Believe 37/Side-S
「ん、待ってもうちょっと、」
雅紀が両手を俺の首に伸ばして甘えてきた。
ニヤけそうになるのを必死に堪(こら)えながら
「なんだよ、どした?」
グッとせり上がって
鼻の頭にキスを落とすと
「だって・・・、
しょぉちゃんがおれを感じて『出した』なら、それっておれのモンでしょ?外に出しちゃうのもったいなくって。くふふっ!

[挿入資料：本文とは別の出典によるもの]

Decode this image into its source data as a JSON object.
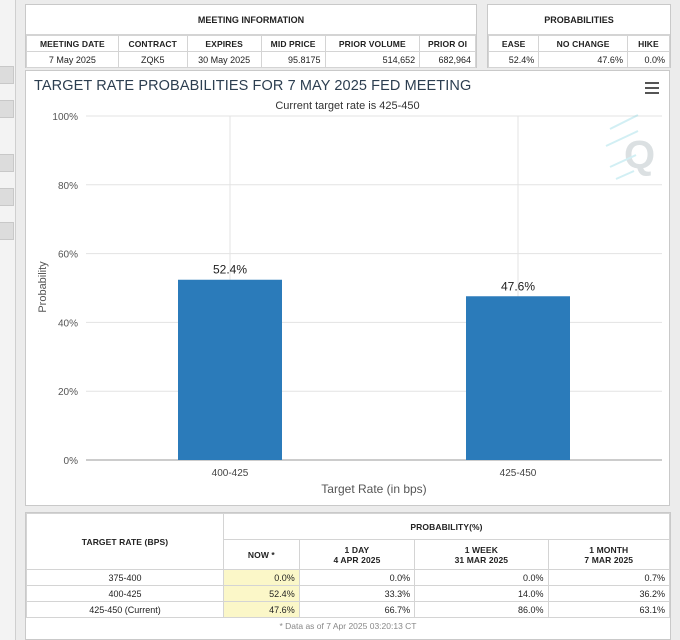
{
  "meeting_info": {
    "title": "MEETING INFORMATION",
    "headers": [
      "MEETING DATE",
      "CONTRACT",
      "EXPIRES",
      "MID PRICE",
      "PRIOR VOLUME",
      "PRIOR OI"
    ],
    "values": [
      "7 May 2025",
      "ZQK5",
      "30 May 2025",
      "95.8175",
      "514,652",
      "682,964"
    ]
  },
  "probabilities": {
    "title": "PROBABILITIES",
    "headers": [
      "EASE",
      "NO CHANGE",
      "HIKE"
    ],
    "values": [
      "52.4%",
      "47.6%",
      "0.0%"
    ]
  },
  "chart": {
    "menu_icon": "hamburger-menu-icon",
    "watermark_icon": "q-logo-watermark"
  },
  "chart_data": {
    "type": "bar",
    "title": "TARGET RATE PROBABILITIES FOR 7 MAY 2025 FED MEETING",
    "subtitle": "Current target rate is 425-450",
    "xlabel": "Target Rate (in bps)",
    "ylabel": "Probability",
    "categories": [
      "400-425",
      "425-450"
    ],
    "values": [
      52.4,
      47.6
    ],
    "data_labels": [
      "52.4%",
      "47.6%"
    ],
    "ylim": [
      0,
      100
    ],
    "yticks": [
      "0%",
      "20%",
      "40%",
      "60%",
      "80%",
      "100%"
    ],
    "bar_color": "#2b7bba",
    "grid": true
  },
  "history_table": {
    "col_target": "TARGET RATE (BPS)",
    "col_prob": "PROBABILITY(%)",
    "sub_headers": [
      {
        "l1": "NOW *",
        "l2": ""
      },
      {
        "l1": "1 DAY",
        "l2": "4 APR 2025"
      },
      {
        "l1": "1 WEEK",
        "l2": "31 MAR 2025"
      },
      {
        "l1": "1 MONTH",
        "l2": "7 MAR 2025"
      }
    ],
    "rows": [
      {
        "rate": "375-400",
        "now": "0.0%",
        "day": "0.0%",
        "week": "0.0%",
        "month": "0.7%"
      },
      {
        "rate": "400-425",
        "now": "52.4%",
        "day": "33.3%",
        "week": "14.0%",
        "month": "36.2%"
      },
      {
        "rate": "425-450 (Current)",
        "now": "47.6%",
        "day": "66.7%",
        "week": "86.0%",
        "month": "63.1%"
      }
    ],
    "footnote": "* Data as of 7 Apr 2025 03:20:13 CT"
  }
}
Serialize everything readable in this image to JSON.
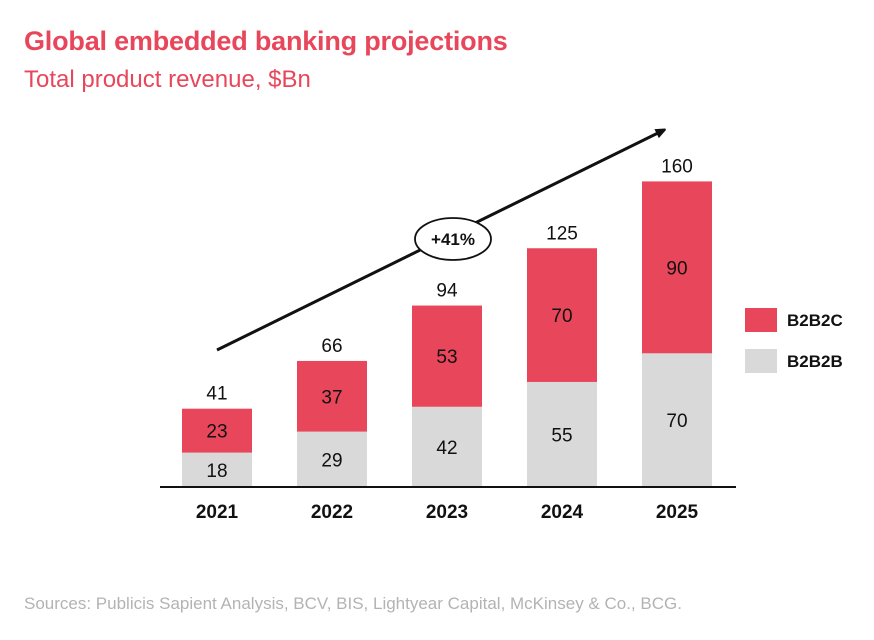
{
  "header": {
    "title": "Global embedded banking projections",
    "subtitle": "Total product revenue, $Bn"
  },
  "footer": {
    "sources": "Sources: Publicis Sapient Analysis, BCV, BIS, Lightyear Capital, McKinsey & Co., BCG."
  },
  "colors": {
    "title": "#e8465a",
    "b2b2c": "#e8465a",
    "b2b2b": "#d9d9d9",
    "footer": "#b3b3b3"
  },
  "chart_data": {
    "type": "bar",
    "stacked": true,
    "categories": [
      "2021",
      "2022",
      "2023",
      "2024",
      "2025"
    ],
    "series": [
      {
        "name": "B2B2B",
        "values": [
          18,
          29,
          42,
          55,
          70
        ],
        "color": "#d9d9d9"
      },
      {
        "name": "B2B2C",
        "values": [
          23,
          37,
          53,
          70,
          90
        ],
        "color": "#e8465a"
      }
    ],
    "totals": [
      41,
      66,
      94,
      125,
      160
    ],
    "annotation": "+41%",
    "legend_position": "right",
    "grid": false,
    "ylim": [
      0,
      160
    ]
  }
}
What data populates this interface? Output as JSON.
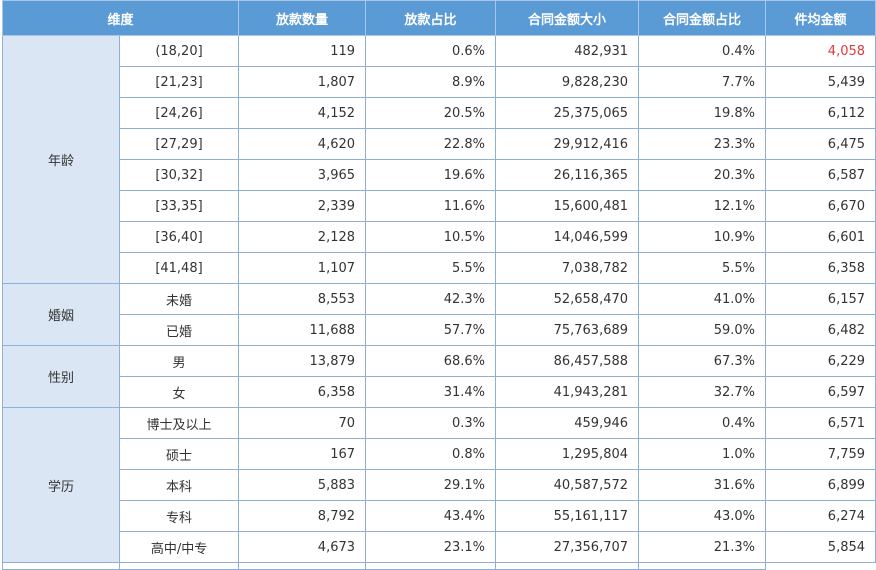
{
  "headers": [
    "维度",
    "放款数量",
    "放款占比",
    "合同金额大小",
    "合同金额占比",
    "件均金额"
  ],
  "groups": [
    {
      "name": "年龄",
      "rows": [
        {
          "label": "(18,20]",
          "count": "119",
          "count_pct": "0.6%",
          "amount": "482,931",
          "amount_pct": "0.4%",
          "avg": "4,058"
        },
        {
          "label": "[21,23]",
          "count": "1,807",
          "count_pct": "8.9%",
          "amount": "9,828,230",
          "amount_pct": "7.7%",
          "avg": "5,439"
        },
        {
          "label": "[24,26]",
          "count": "4,152",
          "count_pct": "20.5%",
          "amount": "25,375,065",
          "amount_pct": "19.8%",
          "avg": "6,112"
        },
        {
          "label": "[27,29]",
          "count": "4,620",
          "count_pct": "22.8%",
          "amount": "29,912,416",
          "amount_pct": "23.3%",
          "avg": "6,475"
        },
        {
          "label": "[30,32]",
          "count": "3,965",
          "count_pct": "19.6%",
          "amount": "26,116,365",
          "amount_pct": "20.3%",
          "avg": "6,587"
        },
        {
          "label": "[33,35]",
          "count": "2,339",
          "count_pct": "11.6%",
          "amount": "15,600,481",
          "amount_pct": "12.1%",
          "avg": "6,670"
        },
        {
          "label": "[36,40]",
          "count": "2,128",
          "count_pct": "10.5%",
          "amount": "14,046,599",
          "amount_pct": "10.9%",
          "avg": "6,601"
        },
        {
          "label": "[41,48]",
          "count": "1,107",
          "count_pct": "5.5%",
          "amount": "7,038,782",
          "amount_pct": "5.5%",
          "avg": "6,358"
        }
      ]
    },
    {
      "name": "婚姻",
      "rows": [
        {
          "label": "未婚",
          "count": "8,553",
          "count_pct": "42.3%",
          "amount": "52,658,470",
          "amount_pct": "41.0%",
          "avg": "6,157"
        },
        {
          "label": "已婚",
          "count": "11,688",
          "count_pct": "57.7%",
          "amount": "75,763,689",
          "amount_pct": "59.0%",
          "avg": "6,482"
        }
      ]
    },
    {
      "name": "性别",
      "rows": [
        {
          "label": "男",
          "count": "13,879",
          "count_pct": "68.6%",
          "amount": "86,457,588",
          "amount_pct": "67.3%",
          "avg": "6,229"
        },
        {
          "label": "女",
          "count": "6,358",
          "count_pct": "31.4%",
          "amount": "41,943,281",
          "amount_pct": "32.7%",
          "avg": "6,597"
        }
      ]
    },
    {
      "name": "学历",
      "rows": [
        {
          "label": "博士及以上",
          "count": "70",
          "count_pct": "0.3%",
          "amount": "459,946",
          "amount_pct": "0.4%",
          "avg": "6,571"
        },
        {
          "label": "硕士",
          "count": "167",
          "count_pct": "0.8%",
          "amount": "1,295,804",
          "amount_pct": "1.0%",
          "avg": "7,759"
        },
        {
          "label": "本科",
          "count": "5,883",
          "count_pct": "29.1%",
          "amount": "40,587,572",
          "amount_pct": "31.6%",
          "avg": "6,899"
        },
        {
          "label": "专科",
          "count": "8,792",
          "count_pct": "43.4%",
          "amount": "55,161,117",
          "amount_pct": "43.0%",
          "avg": "6,274"
        },
        {
          "label": "高中/中专",
          "count": "4,673",
          "count_pct": "23.1%",
          "amount": "27,356,707",
          "amount_pct": "21.3%",
          "avg": "5,854"
        }
      ]
    }
  ],
  "highlight_color": "#e03a3a"
}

それに、もうちょっとしょぉちゃんとつながってたいんだ。
・・・だって今だけは、
しょぉちゃんはおれだけのモノでしょ?」
そう言って目を伏せた。
憂いを含んだその表情(カオ)が、明るく言う声のトーンと対照的で
胸をギュッと締め付ける。
「バカだな・・・、
俺は、
俺のココロは、
いつだって、・・・これからもずっと、雅紀のモンだって。」
「くふふ、それホント?おれ信じちゃうよ?」
「信じてくんなきゃ困ンだろ、
可愛くて、オトコっぽくて、妖艶で、エロくて、一生懸命で、頑張り屋さんで、おっちょこちょいで、ちょっとバカで、
・・・こんなに一緒にいても気になって気になって飽き足んねェヤツ、他にいねーって。」
「くふふふっ、何ソレちょっと後半軽くディスってね?」
「ぶはっ!それがカワイーんだって!」
コロコロと笑うその笑顔にホッとしながら、
目尻に光った粒を見逃さなかった。
ペロリとその塩(しょ)っぱい粒を舐め取ってキスをして
「想いとは裏腹な現実(リアル)に巻き込んでゴメン・・・。
この先も、
オトナの事情に抗えない状況が待ってるかもしれない。
でも、
それでも、
俺の想いは雅紀だけのモノだから。
・・・勝手な事言ってるのは理解(わか)ってる。でも、
・・・それでも、
俺を、
俺の想いを、信じてくれるか・・・?」
こんな理不尽を最愛の人に背負わせるなんて
こんな自身の勝手で最愛の人を縛るなんて
何でも常識の上で行動し真っ当を生きてきた俺の精神(ポリシー)に反するけど。
それでも。
それでも、雅紀だけは。
「しょぉちゃん・・・」
「愛してるんだ。
どうしても、・・・どうしても雅紀だけは譲れないんだ。
どんだけ勝手を言ってるか理解(わか)ってる、でも雅紀が俺を見限るまでは、俺を嫌いになるまでは一緒にいて欲しい。
もし万が一嫌いになった後も、俺が雅紀を想う事は赦して欲しいんだ。」
「待って待って、しょぉちゃん!
大丈夫!だぁいじょぉぶだって!ね?」
つい夢中になって想いを吐き出していた俺の頬を雅紀の両手が包み込んで
焦点の合った先で
雅紀がマリアのような柔らかく優しい顔で笑った。
「じゅうぶん分かったから。
しょぉちゃんの想いは、伝わったから。
・・・ありがとう、おれも、ずっとずっとしょぉちゃんを想ってていいってことでしょ?」
「雅紀・・・」
何とも言えない想いが湧き上がって、
その想いはダイレクトにまた、
まだ雅紀のナカに留まったオレに伝わった。
「ん、」
その脈動はオレを包み込んだ雅紀に直接伝わり
「・・・もぅ、今超感動的なシーンなのにぃ!しょぉちゃんの えっち!」
くふふと照れを誤魔化す雅紀に、
また想いを乗せて律動を重ね
その可愛らしさを
俺しか知らない色に染め上げた。